Как-то по лету за грибишками оба собрались. Лес в те поры у самых фабричных ворот рос. Гриба родилось необеримо. Ткнулись в лес вместе, ходят-поговаривают, боровики под корень ломают, чинно да мирно. Дале да дале — и разошлись в чаще. А уже далеконько ушли, места глухие, непролазные, и солнце в ту глухомань не заглядывает. Сначала брели да аукались, друг дружке откликались. Потом Федот: «Ау, ау!»

От Бурылина никакого ответа, диви под землю провалился. Покликал, покликал Федот своего друга, тоже отстал, думает: не мал ребенок, не заплутается, выйдет на опушку, встретимся. Бродит один по чащобнику, а в кузове больше половины. Скоро бы и домой пора.

К вечеру вышел Бурылин на опушку, в кузове — полно, сел на пень, посвистывает, аукает Федота, а его нет как нет. Одному вертаться не в охотку. Сидит, ждет. Сумеркаться стало. Последние грибники, свои же фабричные, из леса идут. Бурылин их спрашивает:

— Тамотка моево деда слепого не заметили? Где его леший водит, знать, сослепа закружился.

Бабенки смеются:

— Видали, на твоем деде волк на свадьбу покатил..

Затемно ввалился в свою халупу Бурылин. Не дождался старика. Как ступил через порог, бросил кузов на голбец, дверь на крючок, сам скорее под пол со свечой.

Утром на смену пора, а Федот все грибничает. В набоешной контурщики спрашивают Бурылина:

— Что наш дед, захворал, что ли?

Бурылин объясняет:

— Похоже, в лесу очки потерял; сослепа с дороги сбился, плутает где-то, а, то, можа, и к старухе в деревню грибы сушить понес. Еще третьеводни собирался на побывку домой.

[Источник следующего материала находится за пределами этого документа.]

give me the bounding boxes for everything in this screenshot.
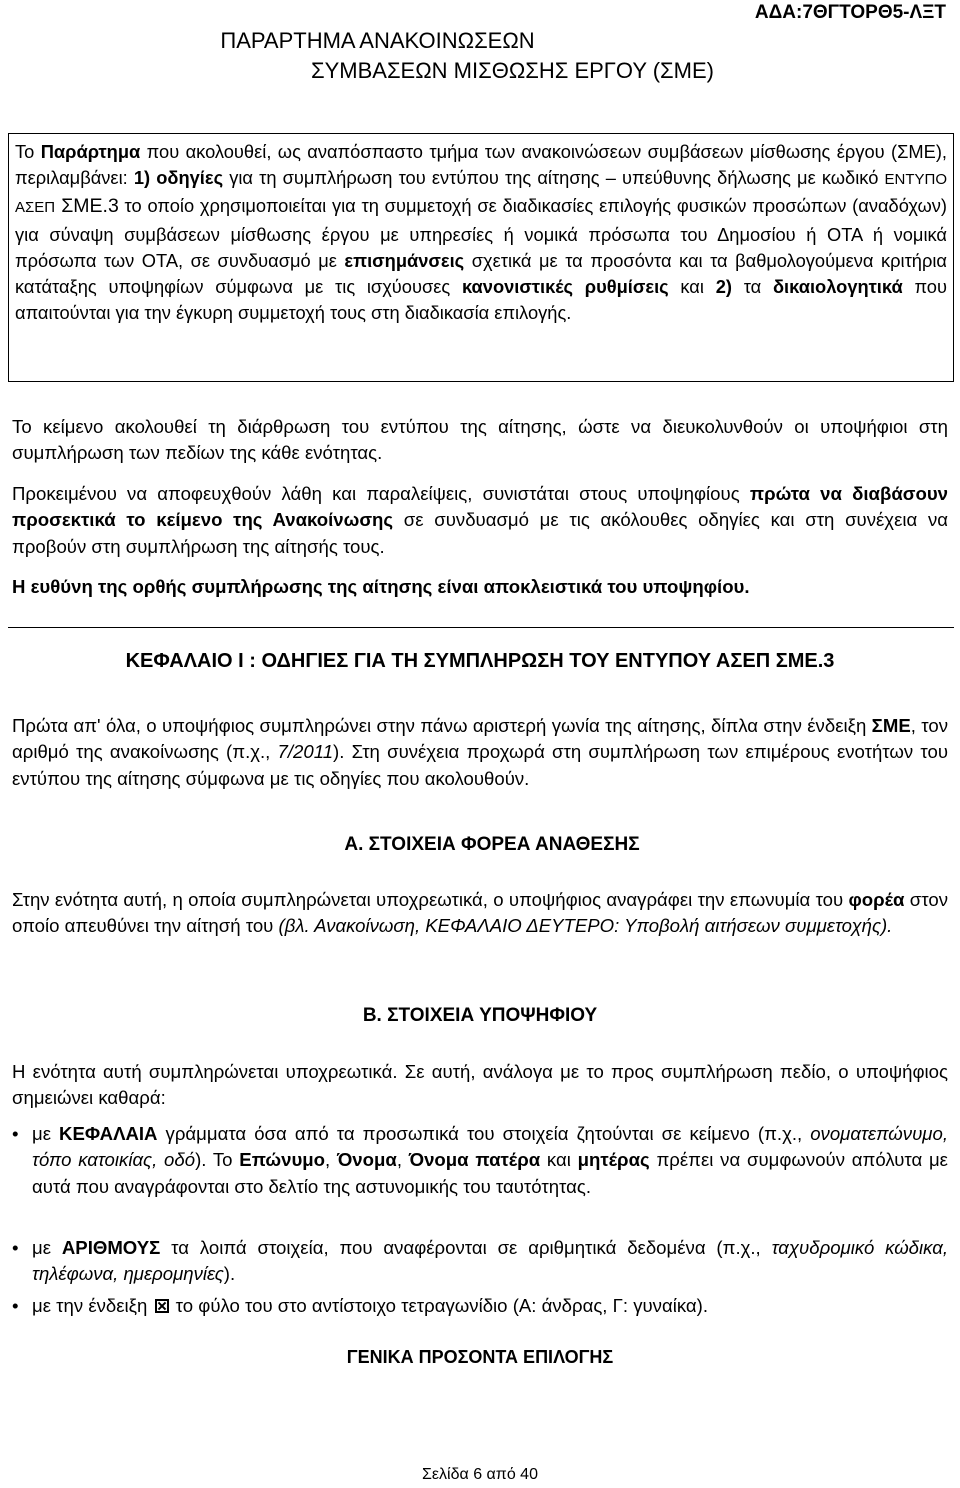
list-item-text: με την ένδειξη το φύλο του στο αντίστοιχο τετραγωνίδιο (Α: άνδρας, Γ: γυναίκα). (32, 1295, 709, 1316)
para-italic: (βλ. Ανακοίνωση, ΚΕΦΑΛΑΙΟ ΔΕΥΤΕΡΟ: Υποβολή αιτήσεων συμμετοχής). (278, 915, 893, 937)
section-a-heading: Α. ΣΤΟΙΧΕΙΑ ΦΟΡΕΑ ΑΝΑΘΕΣΗΣ (344, 834, 640, 855)
intro-bold: Παράρτημα (40, 141, 141, 162)
para-bold: φορέα (848, 889, 905, 910)
intro-bold: επισημάνσεις (344, 249, 465, 271)
paragraph-responsibility: Η ευθύνη της ορθής συμπλήρωσης της αίτησης είναι αποκλειστικά του υποψηφίου. (12, 576, 750, 597)
para-text: σε συνδυασμό με τις ακόλουθες οδηγίες και στη συνέχεια να προβούν στη συμπλήρωση της αίτησής τους. (12, 509, 948, 557)
intro-text: τα (731, 276, 773, 298)
para-text: Προκειμένου να αποφευχθούν λάθη και παραλείψεις, συνιστάται στους υποψηφίους (12, 483, 750, 504)
para-text: στον οποίο απευθύνει την αίτησή του (12, 889, 948, 937)
bullet-icon: • (12, 1295, 19, 1316)
chapter-heading: ΚΕΦΑΛΑΙΟ I : ΟΔΗΓΙΕΣ ΓΙΑ ΤΗ ΣΥΜΠΛΗΡΩΣΗ ΤΟΥ ΕΝΤΥΠΟΥ ΑΣΕΠ ΣΜΕ.3 (125, 650, 835, 672)
checked-box-icon (155, 1299, 169, 1313)
intro-text: για τη συμπλήρωση του εντύπου της αίτησης – υπεύθυνης δήλωσης με κωδικό (223, 167, 885, 189)
ada-code: ΑΔΑ:7ΘΓΤΟΡΘ5-ΛΞΤ (754, 2, 946, 23)
paragraph-first-step (12, 713, 948, 792)
list-item (12, 1293, 948, 1319)
para-text: , τον αριθμό της ανακοίνωσης (π.χ., (12, 715, 948, 763)
intro-text: σχετικά με τα προσόντα και τα βαθμολογούμενα κριτήρια κατάταξης υποψηφίων σύμφωνα με τις ισχύουσες (15, 249, 947, 298)
para-text: Στην ενότητα αυτή, η οποία συμπληρώνεται υποχρεωτικά, ο υποψήφιος αναγράφει την επωνυμία του (12, 889, 849, 910)
paragraph-section-a (12, 887, 948, 940)
para-text: ). Στη συνέχεια προχωρά στη συμπλήρωση των επιμέρους ενοτήτων του εντύπου της αίτησης σύμφωνα με τις οδηγίες που ακολουθούν. (12, 741, 948, 789)
list-item (12, 1235, 948, 1288)
list-item-text: με ΑΡΙΘΜΟΥΣ τα λοιπά στοιχεία, που αναφέρονται σε αριθμητικά δεδομένα (π.χ., ταχυδρομικό κώδικα, τηλέφωνα, ημερομηνίες). (32, 1237, 948, 1285)
intro-text: Το (15, 141, 41, 162)
intro-text: και (668, 276, 716, 298)
list-item (12, 1121, 948, 1200)
bullet-icon: • (12, 1123, 19, 1144)
para-italic: 7/2011 (277, 741, 334, 763)
paragraph-section-b: Η ενότητα αυτή συμπληρώνεται υποχρεωτικά. Σε αυτή, ανάλογα με το προς συμπλήρωση πεδίο, ο υποψήφιος σημειώνει καθαρά: (12, 1061, 948, 1109)
paragraph-structure: Το κείμενο ακολουθεί τη διάρθρωση του εντύπου της αίτησης, ώστε να διευκολυνθούν οι υποψήφιοι στη συμπλήρωση των πεδίων της κάθε ενότητας. (12, 416, 948, 464)
section-b-heading: Β. ΣΤΟΙΧΕΙΑ ΥΠΟΨΗΦΙΟΥ (362, 1005, 598, 1026)
bullet-icon: • (12, 1237, 19, 1258)
form-code-small: ΕΝΤΥΠΟ ΑΣΕΠ (15, 171, 947, 217)
intro-bold: 2) (715, 276, 732, 298)
intro-bold: 1) οδηγίες (133, 167, 224, 189)
para-bold: ΣΜΕ (871, 715, 911, 736)
intro-bold: δικαιολογητικά (772, 276, 903, 298)
intro-text: το οποίο χρησιμοποιείται για τη συμμετοχή σε διαδικασίες επιλογής φυσικών προσώπων (αναδόχων) για σύναψη συμβάσεων μίσθωσης έργου με υπηρεσίες ή νομικά πρόσωπα του Δημοσίου ή ΟΤΑ ή νομικά πρόσωπα των ΟΤΑ, σε συνδυασμό με (15, 195, 947, 271)
list-item-text: με ΚΕΦΑΛΑΙΑ γράμματα όσα από τα προσωπικά του στοιχεία ζητούνται σε κείμενο (π.χ., ονοματεπώνυμο, τόπο κατοικίας, οδό). Το Επώνυμο, Όνομα, Όνομα πατέρα και μητέρας πρέπει να συμφωνούν απόλυτα με αυτά που αναγράφονται στο δελτίο της αστυνομικής του ταυτότητας. (32, 1123, 948, 1197)
page-title-line2: ΣΥΜΒΑΣΕΩΝ ΜΙΣΘΩΣΗΣ ΕΡΓΟΥ (ΣΜΕ) (311, 58, 714, 83)
form-code-large: ΣΜΕ.3 (55, 195, 119, 218)
intro-text: που απαιτούνται για την έγκυρη συμμετοχή τους στη διαδικασία επιλογής. (15, 276, 947, 324)
page-title-line1: ΠΑΡΑΡΤΗΜΑ ΑΝΑΚΟΙΝΩΣΕΩΝ (220, 28, 535, 53)
general-qualifications-heading: ΓΕΝΙΚΑ ΠΡΟΣΟΝΤΑ ΕΠΙΛΟΓΗΣ (346, 1347, 614, 1367)
intro-bold: κανονιστικές ρυθμίσεις (461, 276, 669, 298)
intro-text: που ακολουθεί, ως αναπόσπαστο τμήμα των ανακοινώσεων συμβάσεων μίσθωσης έργου (ΣΜΕ), περιλαμβάνει: (15, 141, 947, 189)
paragraph-advice (12, 481, 948, 560)
page-number: Σελίδα 6 από 40 (422, 1466, 538, 1483)
intro-box (8, 133, 954, 382)
para-bold: πρώτα να διαβάσουν προσεκτικά το κείμενο της Ανακοίνωσης (12, 483, 948, 531)
divider (8, 627, 954, 628)
para-text: Πρώτα απ' όλα, ο υποψήφιος συμπληρώνει στην πάνω αριστερή γωνία της αίτησης, δίπλα στην ένδειξη (12, 715, 872, 736)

Артельные в ум взять не могли: как так в неположенное время Федот на побывку отлучился и хозяину не доложил? За такие выходки хозяин не миловал. Федот — как в воду канул. С того дня Бурылин за Федота дело стал править. Заводчиком поставили. Бурылин сразу прибавку себе запросил, а о своих артельных и не заикнулся. Накинул хозяин сколько-то ему.

Решили, что сгиб Федот.

А Бурылин полгода не проработал — расчет хозяину заявил. Тот было его попридержать хотел. Бурылин — ни в какую. Я, говорит, свою светелку строить надумал. В Приказ сбегал, грамоту принес, чтобы запретов ему не чинили, и с фабрики в тот же день разочелся. Приказ за Бурылина горой встал. Фабричные диву даются, как-де быстро Бурылин в гору пошел: давно ли в лаптях шлепал, а ныне светелку заводит! Поставил он светелку, и дело у него колобком покатилось. Пяти лет не прошло — ткацкую в пять этажей затеял, дом себе построил, первый в городе. Рысаки, тройки, кареты, кучера. Деньги ему — словно с неба валятся. Дивится народ. Жену себе взял из купецкой семьи. Вровень с Грачевым и с Гарелиным стал, еще богаче, пожалуй. Ему теперь и чорт не брат. Кого запугал, кого задарил. Все у него в долгу, как в шелку.

Только вот однова пожаловал к губернатору некий купец вместе с полицией, высыпал на стол кредиток целый мешок.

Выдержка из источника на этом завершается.